In brief: Paris, 1968, is a hotbed of socialism and red communism. While it's not important that "we" have France, it's important that The Reds (championed by Moujik Man) and the Red Chinese (championed by Red Chinaman, a giant inflatable dragon) don't get their hands on it. As France goes, so goes Europe. Recently, someone murdered Mr. Formidable, France's last bulwark against the commies. Thus, Dr. Freedom (Donald Pleasance) dispatches Mr. Freedom (John Abbey) to save the French again. The French, as he points out, haven't been able to stand on their own two feet since Napoleon, and he was Corsican anyway. While trying to rescue the country, Mr. Freedom beds Mr. Formidable's beautiful assistant, Marie-Madeleine (Delphine Seyrig), locks horns with the Soviets, Chinese and French radicals and murders a lot of people without a second thought.

The first half of the film exceeds expectations. Some satires are so serious about setting up all their straw men that they forget to be funny. Others want to persuade without giving offense and instead give the audience nothing to engage. Mr. Freedom avoids both pitfalls, delivering both goofy comedy and acid commentary. In one scene, Mr. Freedom barks into a telephone:
Mr. Freedom: Ja! Nein! Ja! Nein! Ja! Nein! Ja!
Marie-Madeleine: (cooing) You speak German.
In the next, he delivers a cliché-choked speech at something halfway between a Nuremberg rally and a pep rally, telling the French, "There are only two threats. Your own Stendhal understood this. The red and the black."

Other scenes wonderfully mix sight gags, broad humor and castigation of the United States. A short film of what The Land of Freedom is all about is pretty much just a series of commercials and magazine ads interspersed with periodic images of riots, fires, bloodied protestors and United States soldiers dragging a Vietnamese person around, tied to a rope to the back of their jeep. Later, Mr. Freedom visits the U.S. embassy, revealing it to be a giant department store selling enormous, choking quantities of food and staffed exclusively by blonde bimbos in sneakers.

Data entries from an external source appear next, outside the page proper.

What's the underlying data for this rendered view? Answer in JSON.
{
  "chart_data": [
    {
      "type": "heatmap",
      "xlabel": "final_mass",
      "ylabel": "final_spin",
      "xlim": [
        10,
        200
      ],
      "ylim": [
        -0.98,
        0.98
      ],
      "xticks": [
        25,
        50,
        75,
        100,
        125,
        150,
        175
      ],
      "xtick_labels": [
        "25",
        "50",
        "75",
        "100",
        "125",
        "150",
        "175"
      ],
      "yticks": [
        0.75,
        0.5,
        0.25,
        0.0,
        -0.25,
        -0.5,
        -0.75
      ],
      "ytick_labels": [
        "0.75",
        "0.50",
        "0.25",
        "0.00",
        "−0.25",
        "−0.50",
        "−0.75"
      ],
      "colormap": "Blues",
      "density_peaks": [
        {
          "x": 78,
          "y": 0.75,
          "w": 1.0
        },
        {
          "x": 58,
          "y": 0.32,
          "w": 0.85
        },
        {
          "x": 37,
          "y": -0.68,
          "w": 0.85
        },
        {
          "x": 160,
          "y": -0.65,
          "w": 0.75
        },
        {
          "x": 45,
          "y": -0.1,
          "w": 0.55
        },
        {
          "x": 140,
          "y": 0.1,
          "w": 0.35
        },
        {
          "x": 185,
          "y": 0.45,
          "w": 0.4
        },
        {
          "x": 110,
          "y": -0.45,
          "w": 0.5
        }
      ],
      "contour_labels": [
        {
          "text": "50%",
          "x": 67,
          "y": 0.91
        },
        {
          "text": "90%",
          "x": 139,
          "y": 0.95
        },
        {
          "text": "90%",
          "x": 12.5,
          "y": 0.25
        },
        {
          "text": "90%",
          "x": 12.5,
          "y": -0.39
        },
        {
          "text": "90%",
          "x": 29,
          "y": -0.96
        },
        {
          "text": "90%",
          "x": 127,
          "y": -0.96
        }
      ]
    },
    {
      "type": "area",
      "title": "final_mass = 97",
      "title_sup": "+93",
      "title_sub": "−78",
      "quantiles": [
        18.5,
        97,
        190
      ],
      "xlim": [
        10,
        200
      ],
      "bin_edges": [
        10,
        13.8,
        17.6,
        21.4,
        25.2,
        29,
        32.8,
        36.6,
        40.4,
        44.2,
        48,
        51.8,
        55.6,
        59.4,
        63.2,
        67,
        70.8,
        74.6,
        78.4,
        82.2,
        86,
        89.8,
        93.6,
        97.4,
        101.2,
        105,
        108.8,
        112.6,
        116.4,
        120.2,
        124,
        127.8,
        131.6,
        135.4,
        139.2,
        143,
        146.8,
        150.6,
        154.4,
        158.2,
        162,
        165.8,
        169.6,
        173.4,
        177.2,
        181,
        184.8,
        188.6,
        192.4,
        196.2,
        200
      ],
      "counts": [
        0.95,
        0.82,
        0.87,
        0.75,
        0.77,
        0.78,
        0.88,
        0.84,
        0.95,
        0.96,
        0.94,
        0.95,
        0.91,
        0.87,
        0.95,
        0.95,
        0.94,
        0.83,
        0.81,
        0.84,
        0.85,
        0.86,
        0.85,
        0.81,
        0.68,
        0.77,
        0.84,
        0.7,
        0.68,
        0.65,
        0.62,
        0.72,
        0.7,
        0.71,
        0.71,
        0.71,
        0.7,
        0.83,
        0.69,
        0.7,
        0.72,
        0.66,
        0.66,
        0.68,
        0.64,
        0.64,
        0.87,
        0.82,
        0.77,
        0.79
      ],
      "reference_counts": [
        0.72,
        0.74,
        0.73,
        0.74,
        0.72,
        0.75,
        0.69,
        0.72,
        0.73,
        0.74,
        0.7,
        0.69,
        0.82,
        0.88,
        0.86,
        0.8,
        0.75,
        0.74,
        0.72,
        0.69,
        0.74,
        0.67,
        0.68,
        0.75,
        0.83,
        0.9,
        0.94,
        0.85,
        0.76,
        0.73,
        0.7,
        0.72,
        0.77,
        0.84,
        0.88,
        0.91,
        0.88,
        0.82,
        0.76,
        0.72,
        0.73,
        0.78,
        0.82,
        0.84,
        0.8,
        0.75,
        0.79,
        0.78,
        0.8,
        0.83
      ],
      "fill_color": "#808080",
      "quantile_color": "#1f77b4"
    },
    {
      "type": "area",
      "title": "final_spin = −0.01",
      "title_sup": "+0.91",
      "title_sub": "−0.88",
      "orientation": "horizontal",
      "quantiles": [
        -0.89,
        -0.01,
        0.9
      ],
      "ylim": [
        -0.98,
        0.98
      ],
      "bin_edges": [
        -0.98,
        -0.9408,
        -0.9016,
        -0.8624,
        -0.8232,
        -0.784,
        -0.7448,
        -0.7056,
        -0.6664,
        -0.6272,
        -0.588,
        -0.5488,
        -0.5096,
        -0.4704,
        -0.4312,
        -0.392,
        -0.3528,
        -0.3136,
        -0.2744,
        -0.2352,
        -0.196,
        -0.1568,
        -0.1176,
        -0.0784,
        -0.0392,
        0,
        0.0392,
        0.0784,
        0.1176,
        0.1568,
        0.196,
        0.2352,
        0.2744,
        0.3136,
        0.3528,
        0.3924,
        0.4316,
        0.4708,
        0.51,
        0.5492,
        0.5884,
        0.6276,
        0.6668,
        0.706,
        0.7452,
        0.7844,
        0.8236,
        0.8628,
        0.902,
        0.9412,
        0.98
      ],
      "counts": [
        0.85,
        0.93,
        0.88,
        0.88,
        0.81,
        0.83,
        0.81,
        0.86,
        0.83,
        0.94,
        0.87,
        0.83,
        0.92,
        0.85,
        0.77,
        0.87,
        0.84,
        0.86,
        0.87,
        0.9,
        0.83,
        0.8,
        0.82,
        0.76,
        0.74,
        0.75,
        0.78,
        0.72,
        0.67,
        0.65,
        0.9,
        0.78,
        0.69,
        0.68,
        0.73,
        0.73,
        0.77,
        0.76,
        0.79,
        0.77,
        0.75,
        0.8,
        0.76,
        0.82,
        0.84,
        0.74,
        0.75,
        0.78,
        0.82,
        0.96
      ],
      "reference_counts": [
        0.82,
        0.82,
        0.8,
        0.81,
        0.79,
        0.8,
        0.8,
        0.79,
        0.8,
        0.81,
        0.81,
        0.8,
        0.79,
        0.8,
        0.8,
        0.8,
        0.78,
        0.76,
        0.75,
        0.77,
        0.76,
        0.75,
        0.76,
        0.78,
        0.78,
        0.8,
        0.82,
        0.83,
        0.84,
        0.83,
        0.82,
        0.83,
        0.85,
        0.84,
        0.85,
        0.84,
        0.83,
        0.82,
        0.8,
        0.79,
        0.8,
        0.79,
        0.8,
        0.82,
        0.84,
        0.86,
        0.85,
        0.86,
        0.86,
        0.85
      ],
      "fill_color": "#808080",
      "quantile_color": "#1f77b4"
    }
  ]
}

Unfortunately, like a lot of satires, Mr. Freedom loses steam about halfway through. A long sequence in Marie-Madeleine's bedroom brings the film's pace to a screeching halt while delivering few laughs and muddying the intellectual waters. Mr. Freedom develops stigmata; Marie-Madeleine has a giant portrait of Hitler in her apartment. Although amusingly perverse, it doesn't make much sense. As is also the case with many satires, the alienating and cruel ending can be seen a ways off and scraps most of the comedy for social horror. It isn't comical so much as it is inevitable.

Other problems drag the film down somewhat. Most of the dialogue sounds like it has been looped and not particularly well. Perhaps some of the actors spoke in French and were overdubbed, but many of them clearly speak in English, just one or two seconds behind their mouth movements. Jump cuts plague other scenes, and don't appear to have been made as part of a stylistic point. Some critics have panned the broad, hammy acting and cornball potboiler dialogue, but both of these features enhance the comedy and the sense of unreality pervading the social and geopolitical positions advocated.

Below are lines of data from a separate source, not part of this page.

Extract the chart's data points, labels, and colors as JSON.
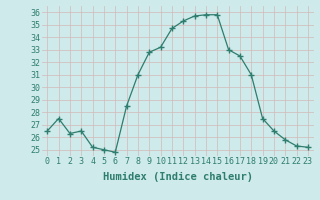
{
  "x": [
    0,
    1,
    2,
    3,
    4,
    5,
    6,
    7,
    8,
    9,
    10,
    11,
    12,
    13,
    14,
    15,
    16,
    17,
    18,
    19,
    20,
    21,
    22,
    23
  ],
  "y": [
    26.5,
    27.5,
    26.3,
    26.5,
    25.2,
    25.0,
    24.8,
    28.5,
    31.0,
    32.8,
    33.2,
    34.7,
    35.3,
    35.7,
    35.8,
    35.8,
    33.0,
    32.5,
    31.0,
    27.5,
    26.5,
    25.8,
    25.3,
    25.2
  ],
  "xlabel": "Humidex (Indice chaleur)",
  "xlim": [
    -0.5,
    23.5
  ],
  "ylim": [
    24.5,
    36.5
  ],
  "yticks": [
    25,
    26,
    27,
    28,
    29,
    30,
    31,
    32,
    33,
    34,
    35,
    36
  ],
  "xticks": [
    0,
    1,
    2,
    3,
    4,
    5,
    6,
    7,
    8,
    9,
    10,
    11,
    12,
    13,
    14,
    15,
    16,
    17,
    18,
    19,
    20,
    21,
    22,
    23
  ],
  "line_color": "#2e7d6e",
  "marker_color": "#2e7d6e",
  "bg_color": "#ceeaea",
  "grid_color": "#b8d8d8",
  "tick_color": "#2e7d6e",
  "label_color": "#2e7d6e",
  "tick_fontsize": 6.0,
  "xlabel_fontsize": 7.5
}
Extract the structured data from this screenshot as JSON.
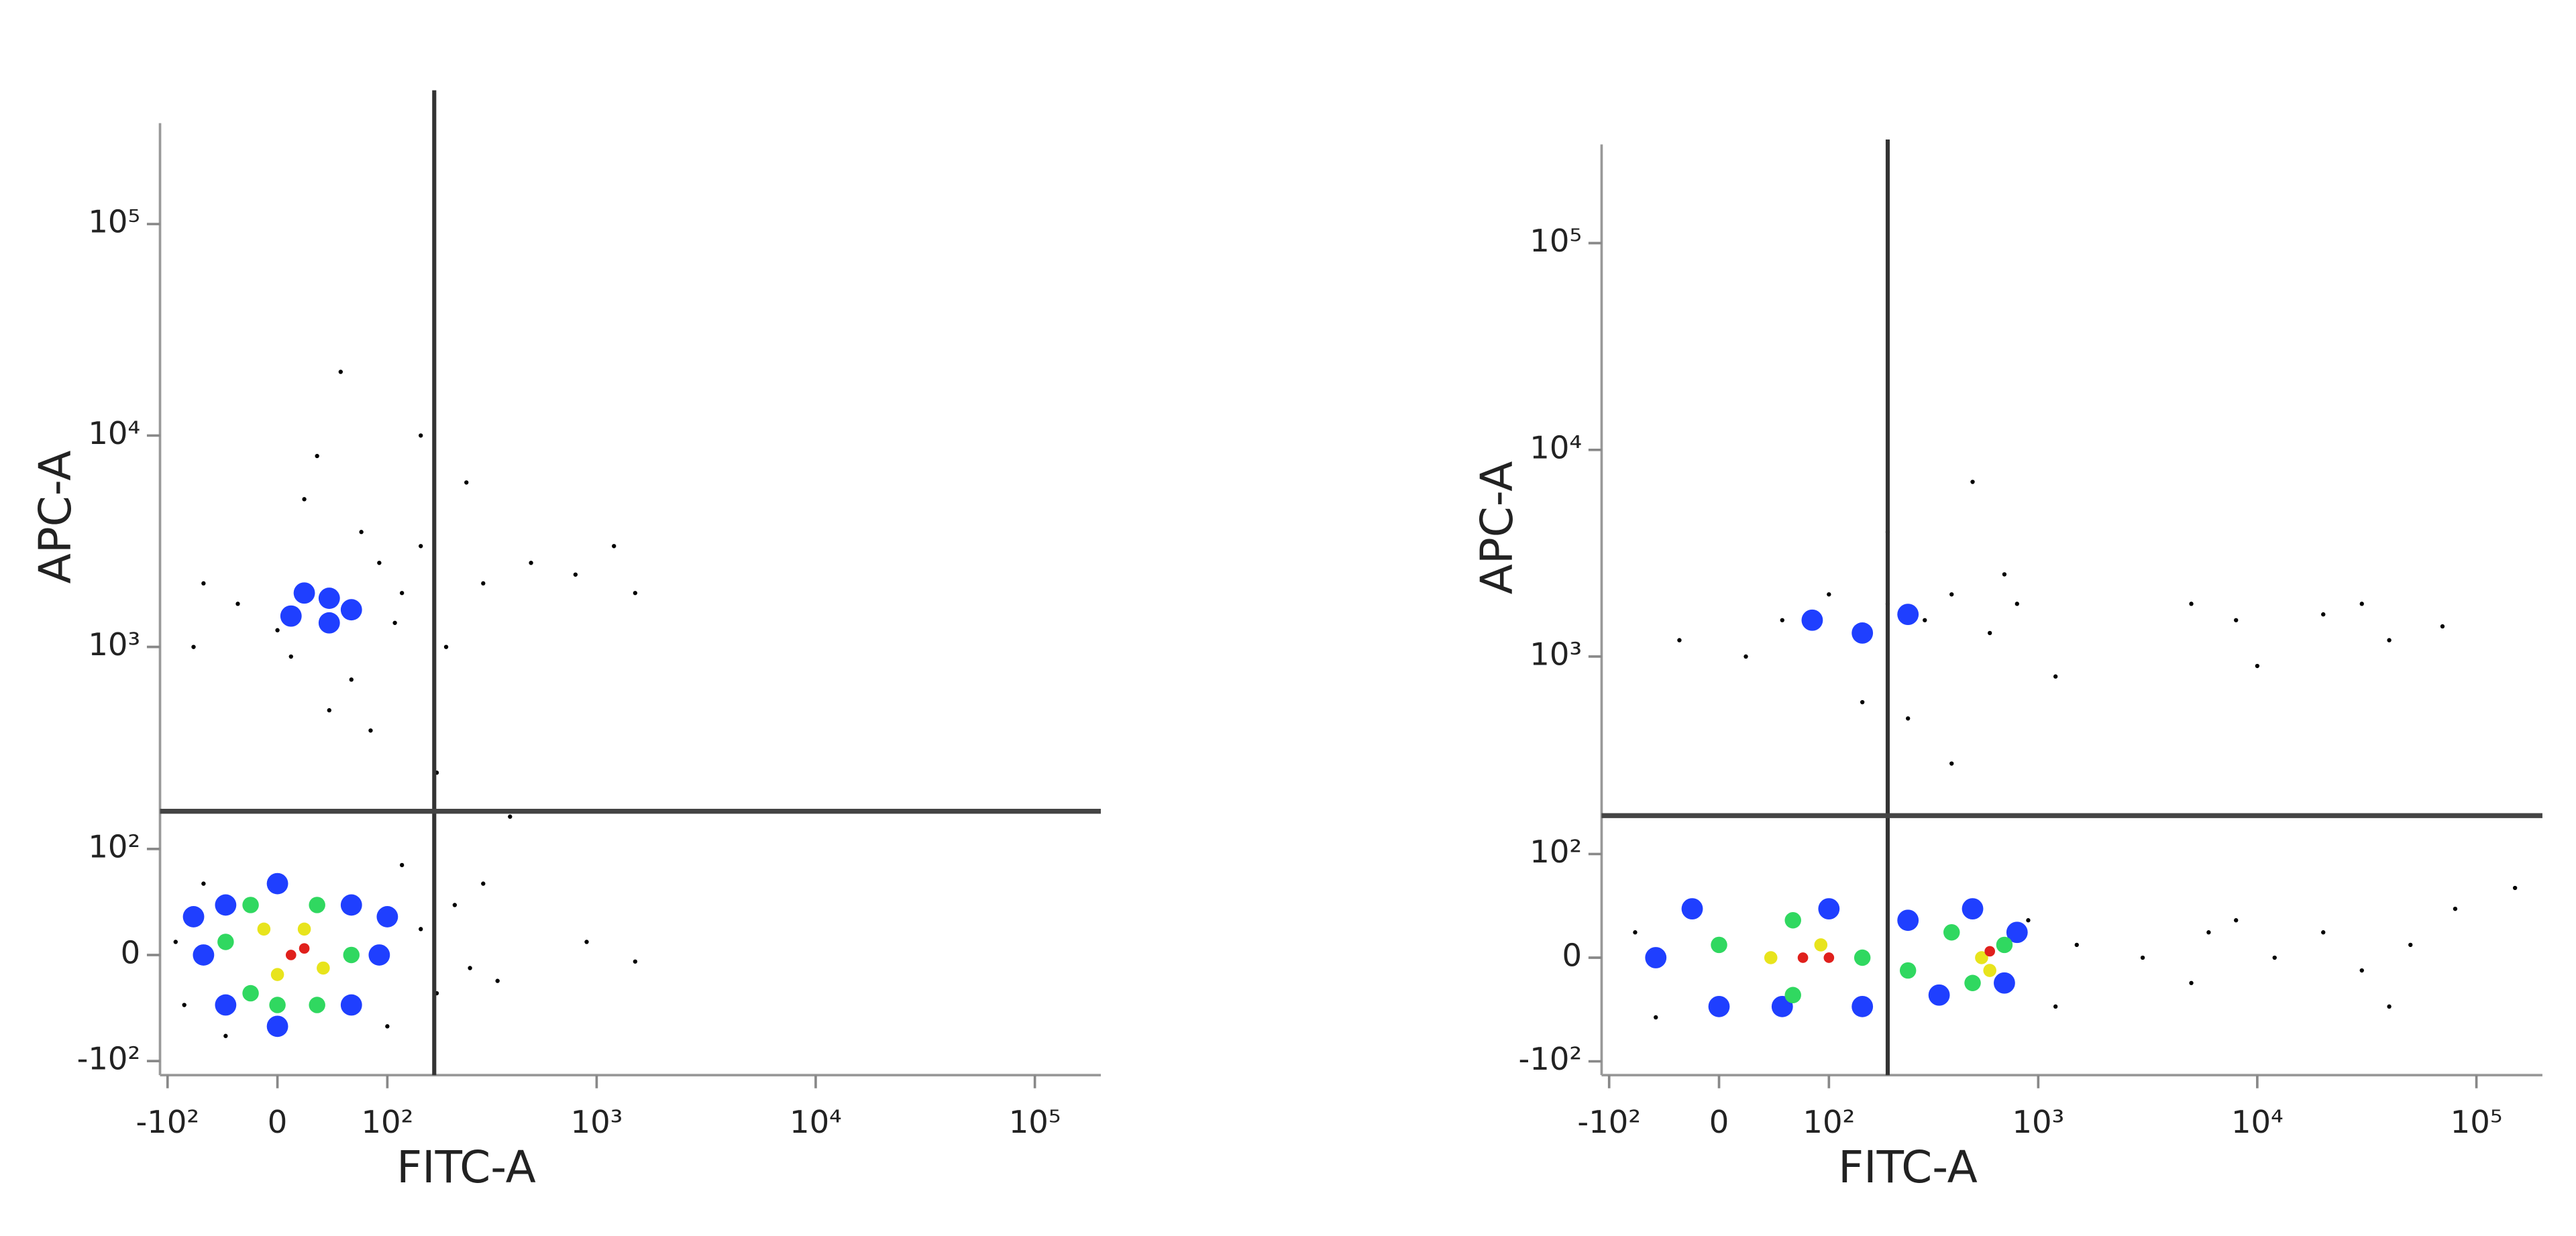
{
  "chart_data": [
    {
      "type": "scatter",
      "scale": "biexponential",
      "xlabel": "FITC-A",
      "ylabel": "APC-A",
      "xlim": [
        -110,
        200000
      ],
      "ylim": [
        -120,
        300000
      ],
      "xticks": [
        {
          "value": -100,
          "label": "-10²"
        },
        0,
        {
          "value": 100,
          "label": "10²"
        },
        {
          "value": 1000,
          "label": "10³"
        },
        {
          "value": 10000,
          "label": "10⁴"
        },
        {
          "value": 100000,
          "label": "10⁵"
        }
      ],
      "yticks": [
        {
          "value": -100,
          "label": "-10²"
        },
        0,
        {
          "value": 100,
          "label": "10²"
        },
        {
          "value": 1000,
          "label": "10³"
        },
        {
          "value": 10000,
          "label": "10⁴"
        },
        {
          "value": 100000,
          "label": "10⁵"
        }
      ],
      "gates": {
        "x": 175,
        "y": 160
      },
      "series": [
        {
          "color": "#000000",
          "x": [
            -80,
            -60,
            -40,
            150,
            180,
            220,
            260,
            300,
            350,
            900,
            1500,
            120,
            -90,
            100,
            0,
            10,
            60,
            90,
            120,
            150,
            200,
            300,
            500,
            800,
            1200,
            1500,
            -30,
            -60,
            40,
            80,
            30,
            20,
            150,
            50,
            250,
            400,
            -70,
            110,
            70,
            180
          ],
          "values": [
            -40,
            60,
            -70,
            20,
            -30,
            40,
            -10,
            60,
            -20,
            10,
            -5,
            80,
            10,
            -60,
            1200,
            900,
            700,
            2500,
            1800,
            3000,
            1000,
            2000,
            2500,
            2200,
            3000,
            1800,
            1600,
            2000,
            500,
            400,
            8000,
            5000,
            10000,
            20000,
            6000,
            150,
            1000,
            1300,
            3500,
            250
          ]
        },
        {
          "color": "#1f3fff",
          "x": [
            -60,
            -40,
            -40,
            0,
            0,
            60,
            60,
            90,
            100,
            -70,
            10,
            40,
            40,
            60,
            20
          ],
          "values": [
            0,
            40,
            -40,
            60,
            -60,
            40,
            -40,
            0,
            30,
            30,
            1400,
            1700,
            1300,
            1500,
            1800
          ]
        },
        {
          "color": "#30d860",
          "x": [
            -40,
            -20,
            -20,
            30,
            30,
            60,
            0
          ],
          "values": [
            10,
            40,
            -30,
            40,
            -40,
            0,
            -40
          ]
        },
        {
          "color": "#e8e41c",
          "x": [
            -10,
            20,
            0,
            35
          ],
          "values": [
            20,
            20,
            -15,
            -10
          ]
        },
        {
          "color": "#e0201c",
          "x": [
            10,
            20
          ],
          "values": [
            0,
            5
          ]
        }
      ]
    },
    {
      "type": "scatter",
      "scale": "biexponential",
      "xlabel": "FITC-A",
      "ylabel": "APC-A",
      "xlim": [
        -110,
        200000
      ],
      "ylim": [
        -120,
        300000
      ],
      "xticks": [
        {
          "value": -100,
          "label": "-10²"
        },
        0,
        {
          "value": 100,
          "label": "10²"
        },
        {
          "value": 1000,
          "label": "10³"
        },
        {
          "value": 10000,
          "label": "10⁴"
        },
        {
          "value": 100000,
          "label": "10⁵"
        }
      ],
      "yticks": [
        {
          "value": -100,
          "label": "-10²"
        },
        0,
        {
          "value": 100,
          "label": "10²"
        },
        {
          "value": 1000,
          "label": "10³"
        },
        {
          "value": 10000,
          "label": "10⁴"
        },
        {
          "value": 100000,
          "label": "10⁵"
        }
      ],
      "gates": {
        "x": 200,
        "y": 163
      },
      "series": [
        {
          "color": "#000000",
          "x": [
            -70,
            -50,
            900,
            1200,
            1500,
            5000,
            8000,
            12000,
            20000,
            30000,
            50000,
            80000,
            150000,
            6000,
            40000,
            3000,
            50,
            100,
            150,
            200,
            300,
            400,
            600,
            800,
            20,
            -30,
            150,
            250,
            400,
            200,
            500,
            700,
            1200,
            5000,
            8000,
            20000,
            30000,
            40000,
            10000,
            70000
          ],
          "values": [
            20,
            -50,
            30,
            -40,
            10,
            -20,
            30,
            0,
            20,
            -10,
            10,
            40,
            60,
            20,
            -40,
            0,
            1500,
            2000,
            1200,
            1800,
            1500,
            2000,
            1300,
            1800,
            1000,
            1200,
            600,
            500,
            300,
            4000,
            7000,
            2500,
            800,
            1800,
            1500,
            1600,
            1800,
            1200,
            900,
            1400
          ]
        },
        {
          "color": "#1f3fff",
          "x": [
            -50,
            -20,
            0,
            100,
            150,
            250,
            350,
            500,
            700,
            800,
            50,
            80,
            150,
            250
          ],
          "values": [
            0,
            40,
            -40,
            40,
            -40,
            30,
            -30,
            40,
            -20,
            20,
            -40,
            1500,
            1300,
            1600
          ]
        },
        {
          "color": "#30d860",
          "x": [
            0,
            60,
            60,
            150,
            250,
            400,
            500,
            700
          ],
          "values": [
            10,
            30,
            -30,
            0,
            -10,
            20,
            -20,
            10
          ]
        },
        {
          "color": "#e8e41c",
          "x": [
            40,
            90,
            550,
            600
          ],
          "values": [
            0,
            10,
            0,
            -10
          ]
        },
        {
          "color": "#e0201c",
          "x": [
            70,
            100,
            600
          ],
          "values": [
            0,
            0,
            5
          ]
        }
      ]
    }
  ]
}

The movie can be enjoyed just for its dialogue alone, however inexpertly recorded. Anyone who's paid attention to the last seven years of rhetoric in Washington will immediately recognize the aggressive, Manichean worldview, the bullying and myopathy, the cruel stupidity:
"You want peace. We want peace. But your leaders do not want peace."

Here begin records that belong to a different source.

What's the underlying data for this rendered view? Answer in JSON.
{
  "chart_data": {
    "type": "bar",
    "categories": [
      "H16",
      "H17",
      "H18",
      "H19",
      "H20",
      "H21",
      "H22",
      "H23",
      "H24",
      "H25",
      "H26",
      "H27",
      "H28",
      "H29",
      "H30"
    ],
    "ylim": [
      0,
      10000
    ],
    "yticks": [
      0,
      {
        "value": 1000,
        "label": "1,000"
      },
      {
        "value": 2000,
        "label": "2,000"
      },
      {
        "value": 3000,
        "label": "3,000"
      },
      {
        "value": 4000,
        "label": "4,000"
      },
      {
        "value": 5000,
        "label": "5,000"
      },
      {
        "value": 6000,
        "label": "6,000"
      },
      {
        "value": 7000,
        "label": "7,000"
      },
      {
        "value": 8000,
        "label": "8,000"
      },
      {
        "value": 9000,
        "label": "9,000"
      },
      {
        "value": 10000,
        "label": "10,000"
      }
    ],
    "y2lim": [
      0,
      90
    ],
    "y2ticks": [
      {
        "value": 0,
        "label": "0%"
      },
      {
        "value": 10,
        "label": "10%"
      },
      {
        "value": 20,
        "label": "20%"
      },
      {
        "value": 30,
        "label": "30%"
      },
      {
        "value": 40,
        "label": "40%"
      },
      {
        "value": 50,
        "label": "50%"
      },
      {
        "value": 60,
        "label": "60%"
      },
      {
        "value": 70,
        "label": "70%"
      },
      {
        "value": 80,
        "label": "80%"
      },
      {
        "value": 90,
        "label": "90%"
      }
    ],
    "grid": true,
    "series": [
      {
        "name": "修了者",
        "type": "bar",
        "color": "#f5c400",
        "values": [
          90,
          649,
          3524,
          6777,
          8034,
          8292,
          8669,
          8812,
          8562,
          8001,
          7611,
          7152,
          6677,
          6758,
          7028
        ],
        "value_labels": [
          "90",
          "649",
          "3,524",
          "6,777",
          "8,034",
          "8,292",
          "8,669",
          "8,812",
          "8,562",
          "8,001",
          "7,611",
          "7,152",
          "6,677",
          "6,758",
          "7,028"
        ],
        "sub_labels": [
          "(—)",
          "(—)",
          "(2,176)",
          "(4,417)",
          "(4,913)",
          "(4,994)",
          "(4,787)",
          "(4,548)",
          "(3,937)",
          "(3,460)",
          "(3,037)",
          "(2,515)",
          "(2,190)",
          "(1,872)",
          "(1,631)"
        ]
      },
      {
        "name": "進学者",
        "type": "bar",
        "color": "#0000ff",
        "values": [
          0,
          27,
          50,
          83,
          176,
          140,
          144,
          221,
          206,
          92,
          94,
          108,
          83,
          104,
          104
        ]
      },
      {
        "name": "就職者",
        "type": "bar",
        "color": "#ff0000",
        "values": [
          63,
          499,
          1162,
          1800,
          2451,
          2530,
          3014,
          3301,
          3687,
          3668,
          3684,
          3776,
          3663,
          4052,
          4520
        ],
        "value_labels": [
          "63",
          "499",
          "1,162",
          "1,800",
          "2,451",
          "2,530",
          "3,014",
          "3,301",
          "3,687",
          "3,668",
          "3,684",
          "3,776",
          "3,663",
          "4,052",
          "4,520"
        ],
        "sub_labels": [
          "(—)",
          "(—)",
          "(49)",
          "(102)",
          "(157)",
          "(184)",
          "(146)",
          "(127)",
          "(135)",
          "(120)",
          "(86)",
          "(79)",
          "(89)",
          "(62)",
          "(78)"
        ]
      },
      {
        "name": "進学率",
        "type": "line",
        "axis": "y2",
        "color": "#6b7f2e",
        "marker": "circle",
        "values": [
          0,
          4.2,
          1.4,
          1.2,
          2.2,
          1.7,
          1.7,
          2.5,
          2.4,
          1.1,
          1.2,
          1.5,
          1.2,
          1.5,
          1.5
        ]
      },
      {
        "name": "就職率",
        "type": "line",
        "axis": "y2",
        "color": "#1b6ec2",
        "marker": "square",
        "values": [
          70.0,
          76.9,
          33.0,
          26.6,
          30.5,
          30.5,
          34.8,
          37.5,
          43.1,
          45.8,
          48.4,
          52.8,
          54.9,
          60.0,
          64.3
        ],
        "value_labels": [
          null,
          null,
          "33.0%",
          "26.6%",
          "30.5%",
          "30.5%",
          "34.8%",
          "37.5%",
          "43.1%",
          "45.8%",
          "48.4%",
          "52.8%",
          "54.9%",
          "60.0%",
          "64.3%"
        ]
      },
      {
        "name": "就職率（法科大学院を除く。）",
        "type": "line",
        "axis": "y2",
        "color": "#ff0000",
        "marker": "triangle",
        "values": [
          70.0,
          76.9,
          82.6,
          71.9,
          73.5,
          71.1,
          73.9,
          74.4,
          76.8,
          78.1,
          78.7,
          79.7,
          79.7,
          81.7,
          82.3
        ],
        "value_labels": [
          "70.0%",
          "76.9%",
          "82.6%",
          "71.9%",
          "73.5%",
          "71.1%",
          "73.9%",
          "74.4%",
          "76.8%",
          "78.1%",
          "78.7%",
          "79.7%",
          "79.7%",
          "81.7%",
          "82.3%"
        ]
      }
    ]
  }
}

"They're bastards. Ungrateful, treacherous... different. You can't imagine what they're like."

"We shall not give in to threats or to aggression. We shall attack."

"You with me, or you against me?"
While the film, like many satires, doesn't succeed from start to finish, its first half is so winning, so manically funny and so freely critical that it engenders enough goodwill for the second half. The production values might leave something to be desired, but its attitude and arguments hit all their marks fluidly.

Forty years later, this movie shouldn't still be a spot-on condemnation of current American foreign policy, unchecked imperialism and contempt for the vast majority of the globe. What stands as a credit to the movie indicts the United States and four decades of lessons unlearned.